Пару месяцев я стойко держался. Сколько было возможно, платил, от остального уклонялся, ссылаясь на неправильно оформленные документы, постоянные командировки и вообще треклятую занятость. Мне стали передавать, что мэр как бы немного осерчал на меня. Вроде бы в шутку называл подлецом, грозил толстым пальцем и обещался прилюдно выпороть розгами. Я два раза разговаривал с ним по телефону, клялся в любви до гроба и перечислил-таки его мытарю-мироеду Финдянкину (ого, а почему эту фамилию мэрского прихвостня я не утерял в глубинах памяти?!) какую-то денежную сумму в знак вечной дружбы.

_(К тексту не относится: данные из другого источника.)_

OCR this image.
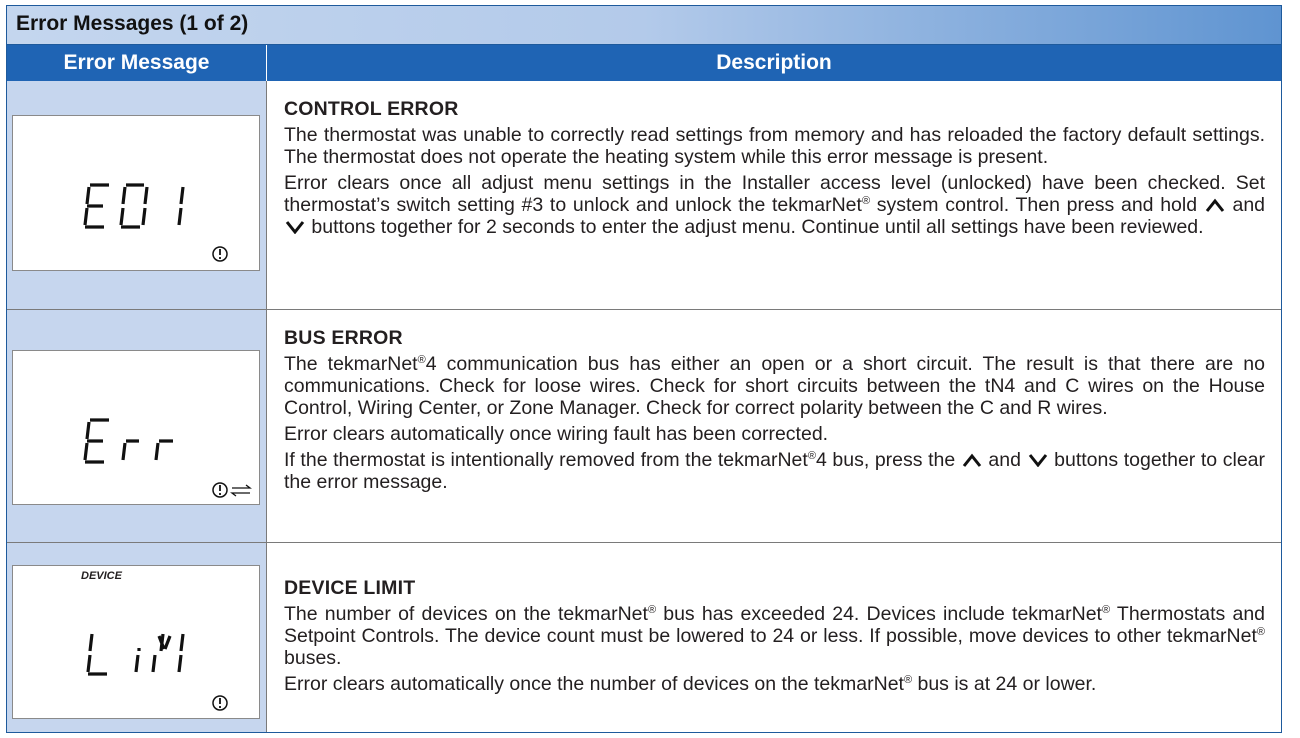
Error Messages (1 of 2)
Error Message	Description
CONTROL ERROR

The thermostat was unable to correctly read settings from memory and has reloaded the factory default settings. The thermostat does not operate the heating system while this error message is present.

Error clears once all adjust menu settings in the Installer access level (unlocked) have been checked. Set thermostat’s switch setting #3 to unlock and unlock the tekmarNet® system control. Then press and hold  and  buttons together for 2 seconds to enter the adjust menu. Continue until all settings have been reviewed.

BUS ERROR

The tekmarNet®4 communication bus has either an open or a short circuit. The result is that there are no communications. Check for loose wires. Check for short circuits between the tN4 and C wires on the House Control, Wiring Center, or Zone Manager. Check for correct polarity between the C and R wires.

Error clears automatically once wiring fault has been corrected.

If the thermostat is intentionally removed from the tekmarNet®4 bus, press the  and  buttons together to clear the error message.

DEVICE
DEVICE LIMIT

The number of devices on the tekmarNet® bus has exceeded 24. Devices include tekmarNet® Thermostats and Setpoint Controls. The device count must be lowered to 24 or less. If possible, move devices to other tekmarNet® buses.

Error clears automatically once the number of devices on the tekmarNet® bus is at 24 or lower.
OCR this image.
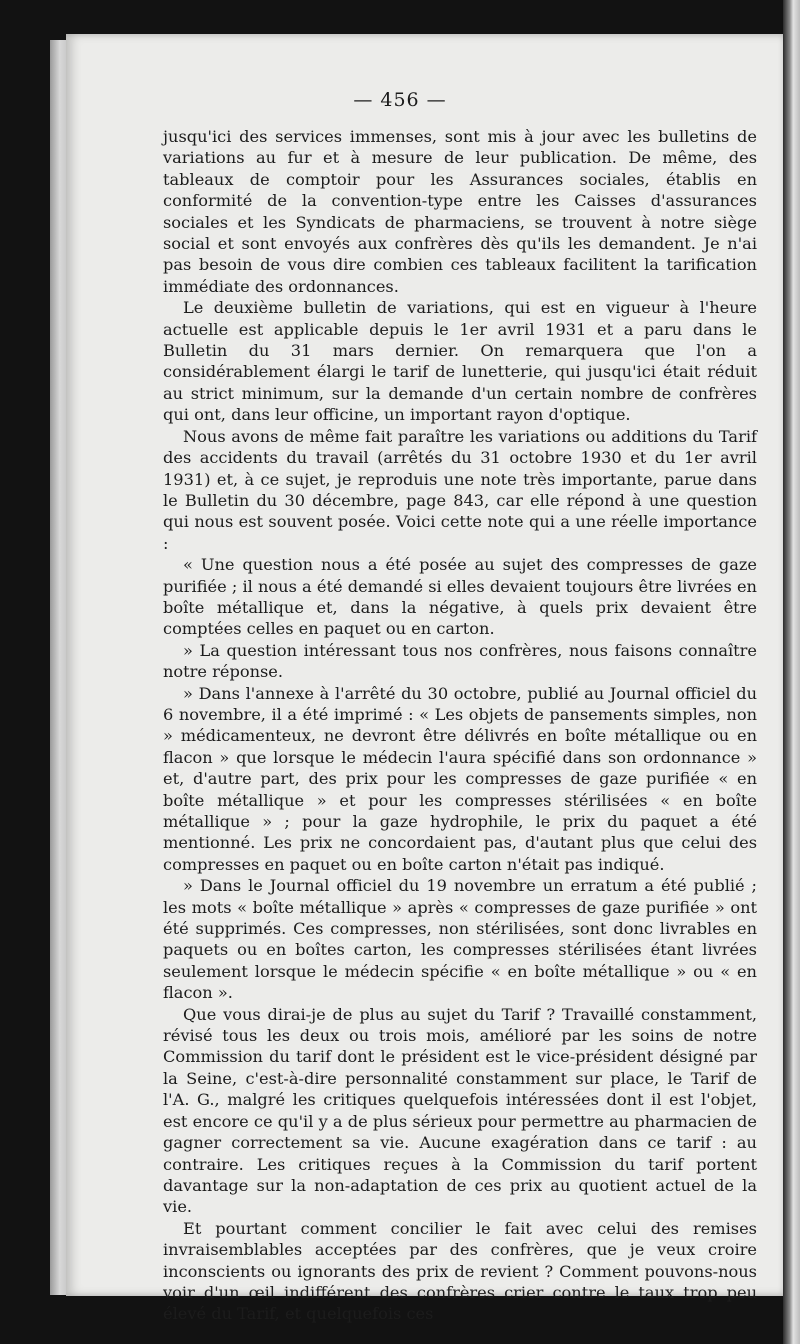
— 456 —

jusqu'ici des services immenses, sont mis à jour avec les bulletins de variations au fur et à mesure de leur publication. De même, des tableaux de comptoir pour les Assurances sociales, établis en conformité de la convention-type entre les Caisses d'assurances sociales et les Syndicats de pharmaciens, se trouvent à notre siège social et sont envoyés aux confrères dès qu'ils les demandent. Je n'ai pas besoin de vous dire combien ces tableaux facilitent la tarification immédiate des ordonnances.

Le deuxième bulletin de variations, qui est en vigueur à l'heure actuelle est applicable depuis le 1er avril 1931 et a paru dans le Bulletin du 31 mars dernier. On remarquera que l'on a considérablement élargi le tarif de lunetterie, qui jusqu'ici était réduit au strict minimum, sur la demande d'un certain nombre de confrères qui ont, dans leur officine, un important rayon d'optique.

Nous avons de même fait paraître les variations ou additions du Tarif des accidents du travail (arrêtés du 31 octobre 1930 et du 1er avril 1931) et, à ce sujet, je reproduis une note très importante, parue dans le Bulletin du 30 décembre, page 843, car elle répond à une question qui nous est souvent posée. Voici cette note qui a une réelle importance :

« Une question nous a été posée au sujet des compresses de gaze purifiée ; il nous a été demandé si elles devaient toujours être livrées en boîte métallique et, dans la négative, à quels prix devaient être comptées celles en paquet ou en carton.

» La question intéressant tous nos confrères, nous faisons connaître notre réponse.

» Dans l'annexe à l'arrêté du 30 octobre, publié au Journal officiel du 6 novembre, il a été imprimé : « Les objets de pansements simples, non » médicamenteux, ne devront être délivrés en boîte métallique ou en flacon » que lorsque le médecin l'aura spécifié dans son ordonnance » et, d'autre part, des prix pour les compresses de gaze purifiée « en boîte métallique » et pour les compresses stérilisées « en boîte métallique » ; pour la gaze hydrophile, le prix du paquet a été mentionné. Les prix ne concordaient pas, d'autant plus que celui des compresses en paquet ou en boîte carton n'était pas indiqué.

» Dans le Journal officiel du 19 novembre un erratum a été publié ; les mots « boîte métallique » après « compresses de gaze purifiée » ont été supprimés. Ces compresses, non stérilisées, sont donc livrables en paquets ou en boîtes carton, les compresses stérilisées étant livrées seulement lorsque le médecin spécifie « en boîte métallique » ou « en flacon ».

Que vous dirai-je de plus au sujet du Tarif ? Travaillé constamment, révisé tous les deux ou trois mois, amélioré par les soins de notre Commission du tarif dont le président est le vice-président désigné par la Seine, c'est-à-dire personnalité constamment sur place, le Tarif de l'A. G., malgré les critiques quelquefois intéressées dont il est l'objet, est encore ce qu'il y a de plus sérieux pour permettre au pharmacien de gagner correctement sa vie. Aucune exagération dans ce tarif : au contraire. Les critiques reçues à la Commission du tarif portent davantage sur la non-adaptation de ces prix au quotient actuel de la vie.

Et pourtant comment concilier le fait avec celui des remises invraisemblables acceptées par des confrères, que je veux croire inconscients ou ignorants des prix de revient ? Comment pouvons-nous voir d'un œil indifférent des confrères crier contre le taux trop peu élevé du Tarif, et quelquefois ces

Кто знает, как бы закончились наши отношения с мэром, может, я и откупился бы малой кровью, а может, и немалой, дело-то ведь было не в деньгах — я в то время мог сделать их сколько угодно, я уже начинал разбираться в акциях и паевых фондах, в лохотронных пирамидах и доверительных страховых обществах со всеми их перспективными прожектами по выколачиванию бабла из доверчивого и такого тупого трудового народа, дело было не в деньгах, потому что, если ты вертишься в нужной плоскости, деньги не проблема — дело было во внезапно опустившейся на меня жадности, предельно ясно вызревшей в одной простой и ёмкой мысли.
«На хрена я буду горбатиться на этого гондона?» — так звучала эта неуместно гордая революционная мысль.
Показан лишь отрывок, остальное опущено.